Granbury resident Tom Scott has proved the notion that you are never too old to pursue a dream.

At 76, Scott is the owner of Scott’s Four Seasons Farm — a lifelong desire that was transformed into reality in 2019 when he purchased land in Hood County.

I’ve always been a gardener,” he said. “Growing up, things were tough back in the 50s and we ate a lot out of the garden.” 

Scott grew up in West Texas and joined the Army soon after graduating from high school.

“It was a small town in West Texas. There ain’t nothin’ to do but pick cotton and go into the Army, so I went in the Army,” he said, chuckling. “I spent three years in the Army in Germany.

"When I got out of the Army, I found out that the government would give me money to go to school and I didn’t know what to do, so I took horticulture.”

Taking horticulture fueled his passion for farming, inspiring him to set a goal to create his own farm someday.

“It was always my avocation,” Scott said. “I got into the construction business and I had a company for a while, but I always wanted to do this. I always thought it would be cool to have a truck farm (a farm that produces vegetables for the market), and then I learned about something called recreational agriculture.”

With help from his wife, Jeanette — who is the executive director for Hood County Committee on Aging — Tom built their house from the ground up, assembled a greenhouse and planted several gardens.

The Scotts specialize in growing peaches, blackberries, strawberries and “anything else that strikes the farmer’s fancy,” as stated on their business card.

“We named it ‘Four Seasons Farm’ for the simple reason. I try to spread everything out, do a little bit of this, little bit of that and try to spread it out over all four seasons,” Tom said. “We had a big field of pumpkins out here last year where people could come out here with their kiddos and pick a pumpkin. We also had melons here last summer. People in Texas like cantaloupe and that’s what we try to do is grow things that people like.”

Tom and Jeanette decided to grow four different types of strawberries to see what grew the best. They worked hard to plant a total of 4,000 strawberries.

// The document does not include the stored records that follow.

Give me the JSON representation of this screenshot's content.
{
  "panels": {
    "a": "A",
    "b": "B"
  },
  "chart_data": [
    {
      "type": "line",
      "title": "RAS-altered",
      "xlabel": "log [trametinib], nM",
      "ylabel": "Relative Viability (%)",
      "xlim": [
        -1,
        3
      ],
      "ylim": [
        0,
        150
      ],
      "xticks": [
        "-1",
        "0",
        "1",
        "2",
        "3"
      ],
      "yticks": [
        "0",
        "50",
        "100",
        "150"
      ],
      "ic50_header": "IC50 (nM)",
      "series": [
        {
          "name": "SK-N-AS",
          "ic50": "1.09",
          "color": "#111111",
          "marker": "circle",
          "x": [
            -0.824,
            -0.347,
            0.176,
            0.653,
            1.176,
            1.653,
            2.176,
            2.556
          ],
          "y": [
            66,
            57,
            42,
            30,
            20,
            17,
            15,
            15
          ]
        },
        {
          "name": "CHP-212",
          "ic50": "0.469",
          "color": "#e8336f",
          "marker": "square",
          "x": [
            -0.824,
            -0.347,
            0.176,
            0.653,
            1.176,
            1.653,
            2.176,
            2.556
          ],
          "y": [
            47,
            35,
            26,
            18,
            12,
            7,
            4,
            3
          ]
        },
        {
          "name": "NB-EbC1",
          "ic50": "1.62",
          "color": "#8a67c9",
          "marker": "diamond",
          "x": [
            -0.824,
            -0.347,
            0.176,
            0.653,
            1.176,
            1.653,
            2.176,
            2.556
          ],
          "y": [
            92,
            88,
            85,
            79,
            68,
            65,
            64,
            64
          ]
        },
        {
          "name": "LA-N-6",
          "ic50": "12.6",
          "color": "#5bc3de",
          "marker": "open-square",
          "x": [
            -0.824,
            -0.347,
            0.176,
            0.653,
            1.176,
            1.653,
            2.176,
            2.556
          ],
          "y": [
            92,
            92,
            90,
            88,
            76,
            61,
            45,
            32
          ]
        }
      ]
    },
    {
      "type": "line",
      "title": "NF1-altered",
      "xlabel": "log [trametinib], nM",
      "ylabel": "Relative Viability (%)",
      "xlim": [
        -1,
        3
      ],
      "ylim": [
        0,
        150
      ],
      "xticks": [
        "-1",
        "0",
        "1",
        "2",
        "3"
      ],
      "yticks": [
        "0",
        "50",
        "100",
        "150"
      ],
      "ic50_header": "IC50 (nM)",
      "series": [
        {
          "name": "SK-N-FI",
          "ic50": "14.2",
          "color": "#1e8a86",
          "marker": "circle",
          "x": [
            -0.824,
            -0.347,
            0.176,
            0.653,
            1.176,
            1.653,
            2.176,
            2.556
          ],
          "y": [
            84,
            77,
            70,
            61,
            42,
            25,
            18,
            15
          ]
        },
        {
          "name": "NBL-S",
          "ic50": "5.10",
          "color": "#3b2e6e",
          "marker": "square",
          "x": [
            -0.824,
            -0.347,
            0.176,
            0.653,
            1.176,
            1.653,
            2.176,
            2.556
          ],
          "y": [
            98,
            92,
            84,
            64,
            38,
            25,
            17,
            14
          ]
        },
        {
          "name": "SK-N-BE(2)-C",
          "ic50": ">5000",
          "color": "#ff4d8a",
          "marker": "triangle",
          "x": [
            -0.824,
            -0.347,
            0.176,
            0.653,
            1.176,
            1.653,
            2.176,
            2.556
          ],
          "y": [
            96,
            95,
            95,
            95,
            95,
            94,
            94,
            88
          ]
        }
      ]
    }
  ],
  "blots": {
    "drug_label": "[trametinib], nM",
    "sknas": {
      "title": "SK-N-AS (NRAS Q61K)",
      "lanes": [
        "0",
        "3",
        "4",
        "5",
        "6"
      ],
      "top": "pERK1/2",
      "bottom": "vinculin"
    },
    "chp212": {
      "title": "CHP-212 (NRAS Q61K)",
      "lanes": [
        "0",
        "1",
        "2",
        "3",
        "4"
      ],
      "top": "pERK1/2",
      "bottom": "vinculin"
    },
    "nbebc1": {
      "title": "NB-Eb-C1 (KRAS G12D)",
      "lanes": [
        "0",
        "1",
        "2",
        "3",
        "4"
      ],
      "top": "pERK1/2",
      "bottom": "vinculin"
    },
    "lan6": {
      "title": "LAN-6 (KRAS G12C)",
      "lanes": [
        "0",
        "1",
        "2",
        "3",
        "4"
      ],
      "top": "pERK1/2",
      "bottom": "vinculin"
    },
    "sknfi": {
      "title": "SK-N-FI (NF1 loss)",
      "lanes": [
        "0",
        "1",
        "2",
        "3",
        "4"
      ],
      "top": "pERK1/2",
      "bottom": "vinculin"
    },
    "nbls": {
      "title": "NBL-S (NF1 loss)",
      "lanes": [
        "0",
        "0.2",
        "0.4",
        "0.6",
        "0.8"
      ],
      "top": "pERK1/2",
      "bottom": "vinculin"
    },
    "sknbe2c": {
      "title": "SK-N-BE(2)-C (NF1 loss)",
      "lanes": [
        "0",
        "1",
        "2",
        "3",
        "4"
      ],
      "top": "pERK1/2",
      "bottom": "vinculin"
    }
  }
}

“Each plant should be able to produce a pound of strawberries,” Tom said. “They haven’t been sprayed with any chemicals and there’s four varieties. Three are what they call June-bearing; they’re triggered to bloom by the length of the day. They call them that because that’s when they berry — Camarosa, Frontera and Merced are all June-bearing. San Andreas are called day neutral. They’re not affected by the day length, but they are affected by the heat.”

The Smiths planted nine and a half rows of strawberries, which are scheduled to be ripe for picking in May.

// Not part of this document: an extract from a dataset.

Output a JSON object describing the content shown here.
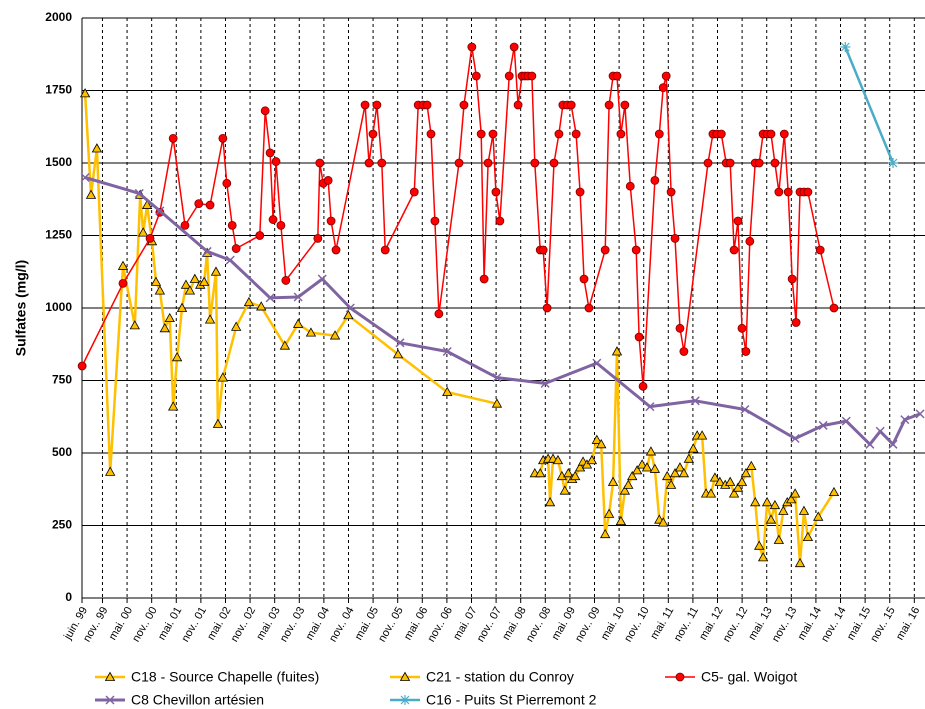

“We’ve still got a lot of work to do,” Tom said. “We’re still trying to get everything in place before we can start earnestly farming.”

In 2020, the couple mostly spent their time growing a huge variety of produce and giving it away to people they knew from church.

“It was our first year getting going and it’s hard to gauge what’s going to sell and what’s not,” Jeanette said. “We have a lot of ideas of what to do with everything; it just takes time to get it all done.”

Tom added, “We plant a little bit of everything to see what people like. We just like making people happy.”

For 2021, the Scotts will take all of the produce they pick to the local farmer’s markets.

“We're working towards a U-Pick It,” Jeanette said. “It gives families an outing and something to do. The kids will remember picking strawberries.”

“We think that's going to be our future,” Tom said. “It does two things — it helps you move a product, and it helps you get the product out of the field. People will come out here and pick peaches. You don’t have to pick the fruit, take it somewhere and sell it.”

Tom and Jeanette hope to open their U-pick it farm to the public next year.

“We’re still learning,” Tom added. “We got lots to learn so it’s what we’ll try to do and try to get better. A year from now, things should look a lot different — and for the better.”